Gallagher, now a senior threat researcher at Sophos, a leading cybersecurity firm, has been studying the art of butchering for years. He recently published a report documenting the many ways in which scammers use counterfeit bank websites and even Apple’s app store to defraud and fool the masses.

Fattening Up Victims

He and his team discovered two scam rings, both with ties to China, that somehow managed to evade “Apple’s rigorous review process” and push applications onto the iOS App Store. The first scam that caught Gallagher’s eye involved a Hong Kong-based ring that leveraged the MetaTrader 4 platform.

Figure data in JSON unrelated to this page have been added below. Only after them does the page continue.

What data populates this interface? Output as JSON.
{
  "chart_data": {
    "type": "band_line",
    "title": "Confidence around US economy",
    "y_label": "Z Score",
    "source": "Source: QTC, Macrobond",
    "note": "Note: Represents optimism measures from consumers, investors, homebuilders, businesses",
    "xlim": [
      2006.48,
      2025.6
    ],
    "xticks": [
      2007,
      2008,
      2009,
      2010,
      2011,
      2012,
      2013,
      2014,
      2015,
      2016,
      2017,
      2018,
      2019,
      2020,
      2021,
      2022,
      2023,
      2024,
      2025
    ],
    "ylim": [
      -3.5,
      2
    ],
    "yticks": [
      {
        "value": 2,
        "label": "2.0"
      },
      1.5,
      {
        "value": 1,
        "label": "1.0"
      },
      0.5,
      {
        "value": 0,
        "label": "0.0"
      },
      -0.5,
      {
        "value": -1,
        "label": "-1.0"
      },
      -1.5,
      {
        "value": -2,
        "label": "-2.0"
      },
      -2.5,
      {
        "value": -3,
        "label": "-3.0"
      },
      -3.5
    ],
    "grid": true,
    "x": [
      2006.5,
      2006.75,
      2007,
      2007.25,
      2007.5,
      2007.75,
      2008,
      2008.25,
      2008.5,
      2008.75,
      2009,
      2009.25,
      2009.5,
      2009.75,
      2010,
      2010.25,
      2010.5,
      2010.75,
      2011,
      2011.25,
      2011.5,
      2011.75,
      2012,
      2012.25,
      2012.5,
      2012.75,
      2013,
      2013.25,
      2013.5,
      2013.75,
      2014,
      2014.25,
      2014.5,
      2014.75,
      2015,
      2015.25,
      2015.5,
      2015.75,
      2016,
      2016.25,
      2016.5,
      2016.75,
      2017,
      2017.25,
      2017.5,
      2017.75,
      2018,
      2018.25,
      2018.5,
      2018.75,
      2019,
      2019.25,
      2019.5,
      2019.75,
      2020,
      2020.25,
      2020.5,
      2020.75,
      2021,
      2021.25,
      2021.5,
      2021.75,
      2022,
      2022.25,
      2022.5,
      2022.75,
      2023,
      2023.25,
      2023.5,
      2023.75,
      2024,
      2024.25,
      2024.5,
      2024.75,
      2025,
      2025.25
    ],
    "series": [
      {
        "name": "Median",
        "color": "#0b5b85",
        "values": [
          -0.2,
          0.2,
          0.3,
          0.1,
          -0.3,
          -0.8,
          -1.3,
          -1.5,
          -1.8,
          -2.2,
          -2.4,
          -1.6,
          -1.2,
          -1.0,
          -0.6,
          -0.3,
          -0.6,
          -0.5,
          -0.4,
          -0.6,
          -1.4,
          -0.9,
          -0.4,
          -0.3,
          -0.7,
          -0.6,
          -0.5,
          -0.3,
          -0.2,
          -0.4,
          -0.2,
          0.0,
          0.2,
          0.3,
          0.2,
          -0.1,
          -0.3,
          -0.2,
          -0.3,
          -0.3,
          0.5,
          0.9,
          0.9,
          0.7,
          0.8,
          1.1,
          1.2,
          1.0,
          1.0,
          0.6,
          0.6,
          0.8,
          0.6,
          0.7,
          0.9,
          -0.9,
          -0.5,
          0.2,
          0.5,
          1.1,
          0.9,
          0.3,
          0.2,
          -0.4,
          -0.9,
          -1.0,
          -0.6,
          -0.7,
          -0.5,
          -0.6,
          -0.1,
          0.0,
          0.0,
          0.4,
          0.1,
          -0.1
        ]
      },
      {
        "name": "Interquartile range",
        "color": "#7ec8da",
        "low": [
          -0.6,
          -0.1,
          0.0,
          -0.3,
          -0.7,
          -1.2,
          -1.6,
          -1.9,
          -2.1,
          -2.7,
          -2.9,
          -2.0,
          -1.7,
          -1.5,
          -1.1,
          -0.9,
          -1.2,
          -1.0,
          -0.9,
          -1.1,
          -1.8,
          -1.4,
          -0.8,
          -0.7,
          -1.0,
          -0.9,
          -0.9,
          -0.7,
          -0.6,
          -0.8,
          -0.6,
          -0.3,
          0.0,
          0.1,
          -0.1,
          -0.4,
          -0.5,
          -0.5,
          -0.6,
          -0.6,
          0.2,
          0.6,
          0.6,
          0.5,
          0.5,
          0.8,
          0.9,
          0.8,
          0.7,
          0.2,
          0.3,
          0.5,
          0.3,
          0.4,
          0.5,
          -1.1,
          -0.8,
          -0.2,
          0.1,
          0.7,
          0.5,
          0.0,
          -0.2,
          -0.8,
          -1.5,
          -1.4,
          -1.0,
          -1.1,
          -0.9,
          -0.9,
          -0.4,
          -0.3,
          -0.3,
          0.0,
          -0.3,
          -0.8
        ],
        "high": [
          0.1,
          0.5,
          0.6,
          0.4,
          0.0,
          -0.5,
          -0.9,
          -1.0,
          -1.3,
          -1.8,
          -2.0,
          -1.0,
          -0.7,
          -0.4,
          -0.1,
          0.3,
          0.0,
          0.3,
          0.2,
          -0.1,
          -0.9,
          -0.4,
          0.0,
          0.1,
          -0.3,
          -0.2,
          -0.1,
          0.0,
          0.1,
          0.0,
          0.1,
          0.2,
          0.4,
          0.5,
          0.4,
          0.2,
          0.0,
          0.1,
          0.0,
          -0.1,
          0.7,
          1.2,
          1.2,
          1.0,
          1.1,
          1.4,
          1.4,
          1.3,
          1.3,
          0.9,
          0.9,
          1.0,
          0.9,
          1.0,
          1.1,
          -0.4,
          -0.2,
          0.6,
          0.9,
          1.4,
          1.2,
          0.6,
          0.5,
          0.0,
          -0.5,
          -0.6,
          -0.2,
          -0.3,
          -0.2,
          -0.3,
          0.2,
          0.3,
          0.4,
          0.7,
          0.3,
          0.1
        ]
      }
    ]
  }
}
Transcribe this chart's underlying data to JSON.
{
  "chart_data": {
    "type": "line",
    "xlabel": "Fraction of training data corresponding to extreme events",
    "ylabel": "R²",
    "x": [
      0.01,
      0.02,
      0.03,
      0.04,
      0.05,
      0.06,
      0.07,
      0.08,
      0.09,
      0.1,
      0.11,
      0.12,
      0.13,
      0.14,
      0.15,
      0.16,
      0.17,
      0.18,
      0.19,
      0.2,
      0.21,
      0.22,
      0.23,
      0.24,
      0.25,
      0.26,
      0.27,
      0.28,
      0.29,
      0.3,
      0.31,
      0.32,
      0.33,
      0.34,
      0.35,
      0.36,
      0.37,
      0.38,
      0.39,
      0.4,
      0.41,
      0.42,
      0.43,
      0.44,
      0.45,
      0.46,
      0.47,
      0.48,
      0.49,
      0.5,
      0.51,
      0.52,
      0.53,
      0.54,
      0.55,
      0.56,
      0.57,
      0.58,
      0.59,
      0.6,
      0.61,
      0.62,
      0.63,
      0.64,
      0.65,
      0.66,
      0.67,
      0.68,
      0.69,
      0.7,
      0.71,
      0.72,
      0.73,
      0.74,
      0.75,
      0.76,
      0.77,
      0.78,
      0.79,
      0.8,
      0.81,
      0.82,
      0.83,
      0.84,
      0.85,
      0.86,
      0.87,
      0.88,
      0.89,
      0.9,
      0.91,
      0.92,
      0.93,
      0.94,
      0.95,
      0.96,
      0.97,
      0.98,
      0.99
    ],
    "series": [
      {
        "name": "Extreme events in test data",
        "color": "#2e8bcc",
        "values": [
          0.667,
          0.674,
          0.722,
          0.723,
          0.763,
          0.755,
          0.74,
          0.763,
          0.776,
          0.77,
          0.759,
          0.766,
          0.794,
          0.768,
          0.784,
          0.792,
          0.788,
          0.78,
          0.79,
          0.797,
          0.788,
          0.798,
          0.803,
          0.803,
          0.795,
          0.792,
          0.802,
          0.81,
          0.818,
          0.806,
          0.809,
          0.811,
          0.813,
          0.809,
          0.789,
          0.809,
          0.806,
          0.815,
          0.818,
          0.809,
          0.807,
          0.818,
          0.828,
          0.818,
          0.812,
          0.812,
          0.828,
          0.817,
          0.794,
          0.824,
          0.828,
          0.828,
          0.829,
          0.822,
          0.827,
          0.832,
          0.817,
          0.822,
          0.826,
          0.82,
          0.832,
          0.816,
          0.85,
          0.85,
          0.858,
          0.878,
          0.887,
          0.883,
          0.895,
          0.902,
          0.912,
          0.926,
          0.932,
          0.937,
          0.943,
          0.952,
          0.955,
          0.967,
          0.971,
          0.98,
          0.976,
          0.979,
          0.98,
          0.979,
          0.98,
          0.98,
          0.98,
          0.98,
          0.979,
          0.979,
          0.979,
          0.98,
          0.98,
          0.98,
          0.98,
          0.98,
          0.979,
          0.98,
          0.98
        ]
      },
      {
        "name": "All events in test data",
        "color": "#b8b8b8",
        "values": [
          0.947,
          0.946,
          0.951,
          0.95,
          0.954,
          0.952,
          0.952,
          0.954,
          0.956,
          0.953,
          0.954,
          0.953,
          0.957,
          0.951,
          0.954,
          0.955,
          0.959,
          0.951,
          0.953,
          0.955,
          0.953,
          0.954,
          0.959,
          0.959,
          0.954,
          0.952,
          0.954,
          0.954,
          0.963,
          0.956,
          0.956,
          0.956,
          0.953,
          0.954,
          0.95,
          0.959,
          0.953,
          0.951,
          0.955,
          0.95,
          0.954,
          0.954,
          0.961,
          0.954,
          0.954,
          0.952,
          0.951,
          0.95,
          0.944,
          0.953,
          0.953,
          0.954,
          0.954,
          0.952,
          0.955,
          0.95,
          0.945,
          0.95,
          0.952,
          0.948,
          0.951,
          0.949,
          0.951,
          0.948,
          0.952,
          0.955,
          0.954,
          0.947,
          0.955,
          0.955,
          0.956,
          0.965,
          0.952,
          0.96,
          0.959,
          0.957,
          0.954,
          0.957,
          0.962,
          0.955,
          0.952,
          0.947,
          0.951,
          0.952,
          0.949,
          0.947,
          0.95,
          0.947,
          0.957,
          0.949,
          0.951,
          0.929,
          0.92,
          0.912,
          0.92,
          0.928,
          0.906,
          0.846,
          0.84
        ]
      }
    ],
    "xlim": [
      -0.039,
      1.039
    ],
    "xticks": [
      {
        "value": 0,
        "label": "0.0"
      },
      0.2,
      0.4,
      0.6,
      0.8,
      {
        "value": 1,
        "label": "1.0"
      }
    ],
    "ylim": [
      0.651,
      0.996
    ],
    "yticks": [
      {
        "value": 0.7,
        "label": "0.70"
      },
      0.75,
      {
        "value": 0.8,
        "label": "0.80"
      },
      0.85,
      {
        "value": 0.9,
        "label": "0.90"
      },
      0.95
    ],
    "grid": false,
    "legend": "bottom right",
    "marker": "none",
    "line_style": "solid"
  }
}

Also known as MT4, the app is best described as a sophisticated trading platform that allows users to create and execute complex trades. The report notes that MT4, run by a Russian software company, has been abused by criminals in the past. To “enroll” in the trading marketplace, “victims were instructed to upload a significant amount of personally identifying information, including photos of government identity documents and tax identification numbers, and then wire cash to the scammers.”

Another scam Gallagher and his team identified involved a Cambodia-based Chinese crime syndicate. These fraudsters ran a fake crypto trading application exploiting the TradingView brand. For the uninitiated, TradingView, used by more than 30 million people worldwide, is a financial platform and social network rolled into one. The application, according to the report, “offered from a fake app store, came in Android and iOS “web clip” versions. This particular scam, which Gallagher plans to document in greater detail in an upcoming report, used a “much more developed social engineering operation” than the MT4 one. In one month, for example, wallets associated with the scam had taken more than half a million U.S. dollars in cryptocurrency from victims.

Gallagher and his team have shared data on both scams with major companies that have been impersonated by scammers, including Apple and Google. The researchers have also shared their findings with the many companies whose infrastructure was exploited by the scammers. Nevertheless, both scams, as the report warns, are still very much active. Readers are told, “This is in part due to the difficulty of getting infrastructure operators to act to shut them down, and the ‘whack-a-mole’ nature of these operations.” Sadly, when one scam gets exposed, another springs up almost instantly to take its place.

To keep yourself safe, Gallager advises people always to ignore or block unsolicited texts or emails. Moreover, if someone approaches you on a dating app or a social media platform and requests that the conversation be moved to WhatsApp or Telegram, Gallagher says this is a sure sign that something untoward is afoot.

Finally, as obvious as it sounds, be extremely wary of people online “promising easy wealth through crypto or other trading apps, and never install apps on an iPhone or other device that requires the installation of a mobile device management profile.” This is “an ad-hoc way of installing apps that many criminals use,” Gallagher stressed.

The butchers are sharpening their knives. Make sure you don’t become yet another fattened pig sent to slaughter.